Seorang wanita berkata bahwa tidak masalah mengagumi sepotong pakaian, tetapi bukan bagian dari tubuh. Pikiran lain lebih baik untuk lebih berhati-hati dan hanya mengatakan bahwa warna atau gaya "cocok untuk Anda". Orang lain mengatakan bahwa ini mungkin terlalu jauh, terutama jika bos memberi selamat kepada bawahan.

Pada akhirnya saya membuat sumpah pribadi untuk tidak pernah mengatakan apa pun tentang siapa pun.

BACA: Sukses dalam karier Anda, tentukan diri Anda, beli BTO. Apakah impian Singapura ini sudah usang? Satu komentar

ROMA KANTOR

Jika sebuah lemari pakaian dapat menghasilkan begitu banyak kontroversi, maka tidak mengherankan bahwa percintaan di kantor berada pada level yang sama sekali berbeda.

Saya tidak tahu siapa pun yang bekerja di perusahaan dengan "kontrak cinta" yang mengharuskan karyawan memberi tahu atasan bahwa mereka berada dalam hubungan suka sama suka.

Saya harap dia tidak pernah melakukannya. Ini tidak lebih berat daripada perisai belakang yang sah. Ia juga ditakdirkan untuk gagal.

Saya kenal banyak pasangan menikah yang bertemu di tempat kerja. Mereka semua menjaga privasi, atau mencoba melakukannya, sampai mereka yakin hubungan mereka akan bertahan lama. Saya tidak bisa membayangkan ada di antara mereka yang rela mengaku sebagai manajer terlebih dahulu.

Dengan mengatakan itu, saya punya teman yang firmanya telah memperkenalkan kebijakan yang mengatakan Anda tidak diizinkan untuk meminta seorang rekan untuk bertemu lebih dari dua kali dalam waktu 12 bulan. Ini sepertinya masuk akal. Seharusnya tidak ada yang terganggu di tempat kerja dan ini sepertinya cara yang masuk akal untuk menghentikannya.

Pada akhirnya, mencoba mengatur romansa kantor tidak ada gunanya. Sulit membayangkan bahwa mereka akan berakhir dan, dalam hal apa pun, mereka dapat mengimpor semakin sedikit.

NIKMATI SAAT INI TERAKHIR

Pada 1990-an, sekitar 20 persen pasangan Amerika bertemu di kantor atau melalui rekan kerja, menurut penelitian yang telah lama dilakukan oleh sosiolog Universitas Stanford Michael Rosenfeld. Pada 2017, saat kencan online meroket, proporsi itu hampir berkurang separuh.

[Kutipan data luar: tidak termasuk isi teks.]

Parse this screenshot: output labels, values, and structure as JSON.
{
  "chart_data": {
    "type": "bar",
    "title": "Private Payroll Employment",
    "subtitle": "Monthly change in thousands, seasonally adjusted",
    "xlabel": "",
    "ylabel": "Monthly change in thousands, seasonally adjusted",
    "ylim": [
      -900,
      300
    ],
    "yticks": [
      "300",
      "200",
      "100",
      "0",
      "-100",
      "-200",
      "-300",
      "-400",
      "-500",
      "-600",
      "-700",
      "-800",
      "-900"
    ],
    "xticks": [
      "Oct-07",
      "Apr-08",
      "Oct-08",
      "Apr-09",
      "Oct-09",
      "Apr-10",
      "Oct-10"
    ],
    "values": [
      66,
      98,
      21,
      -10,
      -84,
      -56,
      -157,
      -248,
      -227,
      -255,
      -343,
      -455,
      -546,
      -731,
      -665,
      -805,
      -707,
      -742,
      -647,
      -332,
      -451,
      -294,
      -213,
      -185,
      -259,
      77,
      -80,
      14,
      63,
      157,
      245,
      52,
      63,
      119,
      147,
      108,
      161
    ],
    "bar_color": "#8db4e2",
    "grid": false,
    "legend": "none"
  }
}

Internet mengalahkan semua jenis tempat berburu romantis tradisional. Universitas Perguruan Tinggi Keluarga Tetangga

Kantornya tidak berbeda. Mungkin kita harus menikmatinya selama itu berlangsung.

Be the first to comment

Leave a Reply

Your email address will not be published.